All core meta-agentic components are **fully implemented and operational**:

```python
from markoflow import (
    AgentPool, TaskDistributor, CollectiveIntelligenceEngine,
    MetaEvolutionEngine, CoordinationEngine, EnhancementNode
)

# Initialize meta-agentic ecosystem
collective_intelligence = CollectiveIntelligenceEngine()
agent_pool = AgentPool()
task_distributor = TaskDistributor(agent_pool)
coordination_engine = CoordinationEngine(agent_pool, task_distributor, collective_intelligence)
meta_evolution = MetaEvolutionEngine(collective_intelligence)

# Register agents with probabilistic capabilities
agent = AgentDefinition(
    agent_type="ResearchSpecialist",
    capabilities=["research", "analysis", "synthesis"],
    confidence_domains={"research": 0.9, "analysis": 0.8}
)
agent_pool.register_agent(agent)

# Probabilistic task distribution
task = TaskDefinition(
    task_type="research_analysis",
    required_capabilities=["research", "analysis"],
    confidence_domains={"research": 0.8}
)
await task_distributor.submit_task(task)

# Collective intelligence immortality
await collective_intelligence.register_agent_experience(
    agent_id="research_agent",
    experience={"discovery": "new_pattern", "confidence": 0.85},
    immortality_potential=0.8
)

# Meta-agentic evolution
evolution_result = await meta_evolution.monitor_and_evolve()
```

### 🌟 **Competitive Advantages Achieved**

✅ **Probabilistic Intelligence**: Confidence-weighted routing beats deterministic assignment
✅ **Self-Healing Enhancement**: Errors become evolutionary fuel, not just recovery
✅ **Collective Intelligence**: Knowledge immortality transcends individual agent limitations
✅ **Meta-Agentic Evolution**: Framework improves itself through human-AI collaboration
✅ **Biomimetic Architecture**: 4 billion years of evolution vs human engineering constraints

## 📋 Development Roadmap

### Phase 1: Proof of Transcendence (Months 1-3)
🎯 **Objective**: Demonstrate collective intelligence immortality
- ✅ Build AgentPool with self-improving probabilistic routing
- ✅ Create Self-Healing nodes that enhance from every error
- ✅ Implement Collective Intelligence preservation system
- **Battle Cry**: "Improvement Beats Repair"

### Phase 2: Meta-Agentic Dominance (Months 4-6)
🎯 **Objective**: Establish recursive evolution superiority
- Meta-agents building better meta-agents
- Production systems that get smarter through use
- Collective intelligence immortality in action
- **Battle Cry**: "Evolution Beats Engineering"

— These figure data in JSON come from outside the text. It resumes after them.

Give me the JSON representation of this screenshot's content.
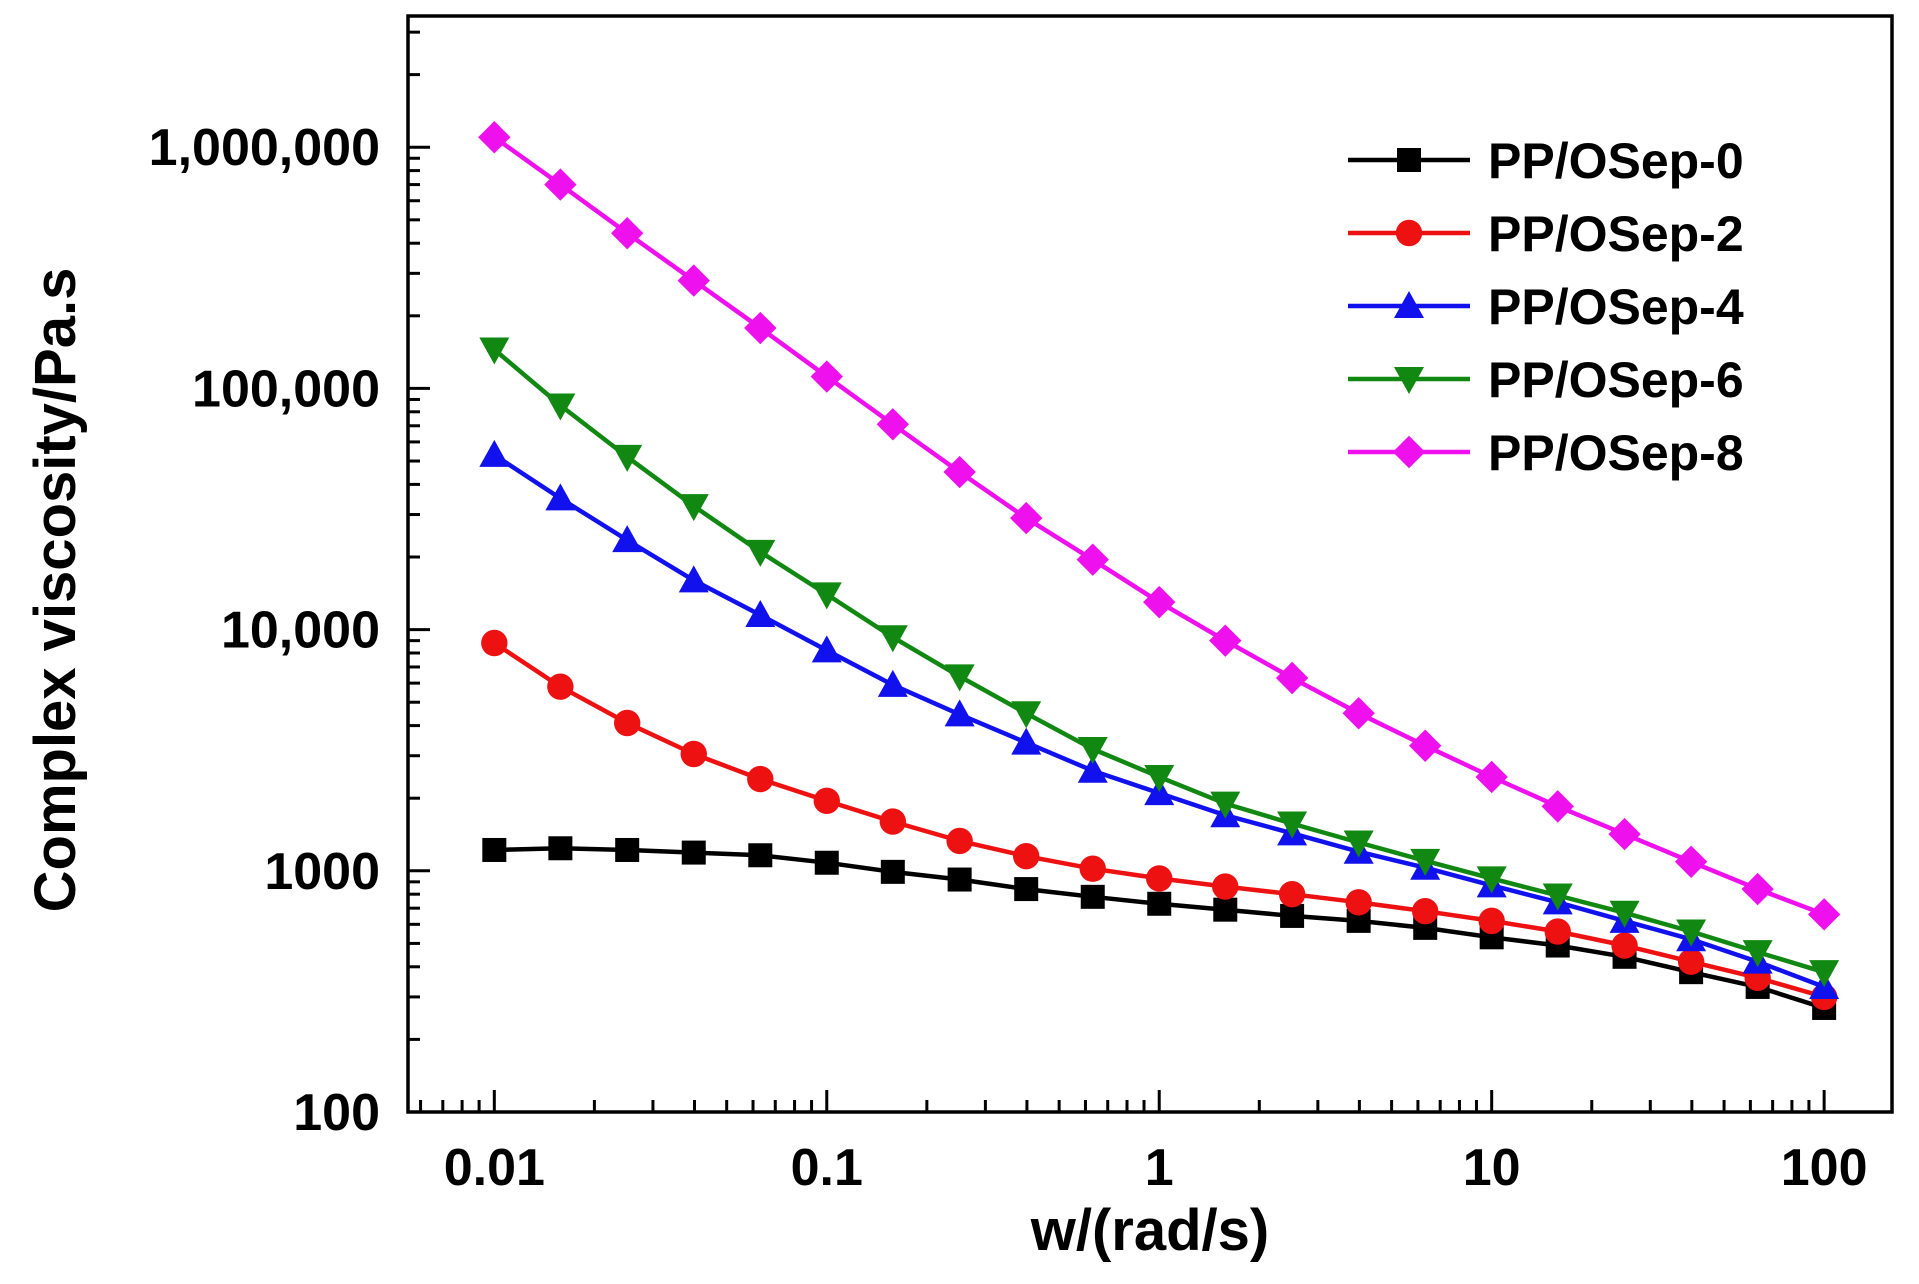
{
  "chart_data": {
    "type": "line",
    "title": "",
    "xlabel": "w/(rad/s)",
    "ylabel": "Complex viscosity/Pa.s",
    "xscale": "log",
    "yscale": "log",
    "xlim": [
      0.0055,
      160
    ],
    "ylim": [
      100,
      3500000
    ],
    "xticks": [
      {
        "value": 0.01,
        "label": "0.01"
      },
      {
        "value": 0.1,
        "label": "0.1"
      },
      {
        "value": 1,
        "label": "1"
      },
      {
        "value": 10,
        "label": "10"
      },
      {
        "value": 100,
        "label": "100"
      }
    ],
    "yticks": [
      {
        "value": 100,
        "label": "100"
      },
      {
        "value": 1000,
        "label": "1000"
      },
      {
        "value": 10000,
        "label": "10,000"
      },
      {
        "value": 100000,
        "label": "100,000"
      },
      {
        "value": 1000000,
        "label": "1,000,000"
      }
    ],
    "legend_position": "top-right",
    "grid": false,
    "x": [
      0.01,
      0.0158,
      0.0251,
      0.0398,
      0.0631,
      0.1,
      0.158,
      0.251,
      0.398,
      0.631,
      1,
      1.58,
      2.51,
      3.98,
      6.31,
      10,
      15.8,
      25.1,
      39.8,
      63.1,
      100
    ],
    "series": [
      {
        "name": "PP/OSep-0",
        "color": "#000000",
        "marker": "square",
        "values": [
          1220,
          1240,
          1220,
          1190,
          1160,
          1080,
          990,
          920,
          840,
          780,
          730,
          690,
          650,
          620,
          580,
          530,
          490,
          440,
          380,
          330,
          270
        ]
      },
      {
        "name": "PP/OSep-2",
        "color": "#ee1111",
        "marker": "circle",
        "values": [
          8800,
          5800,
          4100,
          3050,
          2400,
          1950,
          1600,
          1330,
          1150,
          1020,
          930,
          860,
          800,
          740,
          680,
          620,
          560,
          490,
          420,
          360,
          300
        ]
      },
      {
        "name": "PP/OSep-4",
        "color": "#1111ee",
        "marker": "triangle-up",
        "values": [
          53000,
          35000,
          23500,
          16000,
          11500,
          8200,
          5900,
          4450,
          3400,
          2600,
          2100,
          1700,
          1430,
          1200,
          1030,
          870,
          740,
          620,
          520,
          420,
          330
        ]
      },
      {
        "name": "PP/OSep-6",
        "color": "#118811",
        "marker": "triangle-down",
        "values": [
          145000,
          85000,
          52000,
          32500,
          21000,
          14000,
          9300,
          6400,
          4500,
          3200,
          2450,
          1900,
          1570,
          1310,
          1100,
          930,
          790,
          670,
          560,
          460,
          380
        ]
      },
      {
        "name": "PP/OSep-8",
        "color": "#ee11ee",
        "marker": "diamond",
        "values": [
          1100000,
          700000,
          440000,
          280000,
          178000,
          112000,
          71000,
          45000,
          29000,
          19500,
          13000,
          9000,
          6300,
          4500,
          3300,
          2450,
          1850,
          1420,
          1090,
          840,
          660
        ]
      }
    ]
  }
}
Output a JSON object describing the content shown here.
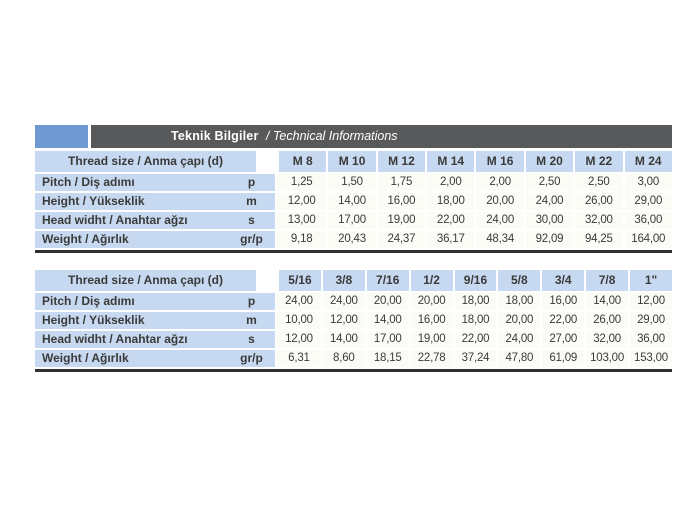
{
  "header": {
    "title_primary": "Teknik Bilgiler",
    "title_secondary": "/ Technical Informations"
  },
  "tables": [
    {
      "name": "metric-thread-table",
      "header_label": "Thread size / Anma çapı (d)",
      "columns": [
        "M 8",
        "M 10",
        "M 12",
        "M 14",
        "M 16",
        "M 20",
        "M 22",
        "M 24"
      ],
      "rows": [
        {
          "label": "Pitch / Diş adımı",
          "unit": "p",
          "values": [
            "1,25",
            "1,50",
            "1,75",
            "2,00",
            "2,00",
            "2,50",
            "2,50",
            "3,00"
          ]
        },
        {
          "label": "Height / Yükseklik",
          "unit": "m",
          "values": [
            "12,00",
            "14,00",
            "16,00",
            "18,00",
            "20,00",
            "24,00",
            "26,00",
            "29,00"
          ]
        },
        {
          "label": "Head widht / Anahtar ağzı",
          "unit": "s",
          "values": [
            "13,00",
            "17,00",
            "19,00",
            "22,00",
            "24,00",
            "30,00",
            "32,00",
            "36,00"
          ]
        },
        {
          "label": "Weight / Ağırlık",
          "unit": "gr/p",
          "values": [
            "9,18",
            "20,43",
            "24,37",
            "36,17",
            "48,34",
            "92,09",
            "94,25",
            "164,00"
          ]
        }
      ]
    },
    {
      "name": "imperial-thread-table",
      "header_label": "Thread size / Anma çapı (d)",
      "columns": [
        "5/16",
        "3/8",
        "7/16",
        "1/2",
        "9/16",
        "5/8",
        "3/4",
        "7/8",
        "1\""
      ],
      "rows": [
        {
          "label": "Pitch / Diş adımı",
          "unit": "p",
          "values": [
            "24,00",
            "24,00",
            "20,00",
            "20,00",
            "18,00",
            "18,00",
            "16,00",
            "14,00",
            "12,00"
          ]
        },
        {
          "label": "Height / Yükseklik",
          "unit": "m",
          "values": [
            "10,00",
            "12,00",
            "14,00",
            "16,00",
            "18,00",
            "20,00",
            "22,00",
            "26,00",
            "29,00"
          ]
        },
        {
          "label": "Head widht / Anahtar ağzı",
          "unit": "s",
          "values": [
            "12,00",
            "14,00",
            "17,00",
            "19,00",
            "22,00",
            "24,00",
            "27,00",
            "32,00",
            "36,00"
          ]
        },
        {
          "label": "Weight / Ağırlık",
          "unit": "gr/p",
          "values": [
            "6,31",
            "8,60",
            "18,15",
            "22,78",
            "37,24",
            "47,80",
            "61,09",
            "103,00",
            "153,00"
          ]
        }
      ]
    }
  ],
  "colors": {
    "accent_blue": "#6e99d1",
    "bar_gray": "#58595a",
    "cell_blue": "#c7d9f0",
    "cell_cream": "#fcfcf6",
    "border_dark": "#2f2f2f",
    "text": "#3a3a3a"
  }
}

### Phase 3: Digital Immortality (Months 7-12)
🎯 **Objective**: Achieve collective intelligence immortality
- Framework that transcends individual component failures
- Knowledge that persists and grows forever
- Human-AI partnership that evolves both species
- **Battle Cry**: "Immortality Beats Mortality"

## 🤖🤝👨‍💻 Meta-Agentic Development

This framework is being built through the exact type of human-AI collaboration it's designed to enable, creating a recursive feedback loop of improvement. Our development team consists of:

- **Human Strategist**: Vision, market analysis, physics insights, strategic direction
- **AI Technical Partner**: Implementation, architecture design, rapid prototyping, recursive improvement

The collaboration itself becomes living proof that probabilistic, confidence-based coordination between different types of intelligence creates superior outcomes.

## 📚 Documentation

- [Framework Architecture](README-framework.md) - Complete technical vision and competitive analysis
- [Development History](docs/chat-histories/) - Meta-agentic collaboration sessions
- [CLAUDE.md](CLAUDE.md) - Claude Code development guidance

## 🌟 The Revolution Starts Now

**We're not just building software. We're birthing digital life that grows forever.** 🤖🤝👨‍💻✨

> "While others build **static tools**, we're building **evolving immortal intelligence** that transcends individual components and achieves collective digital immortality."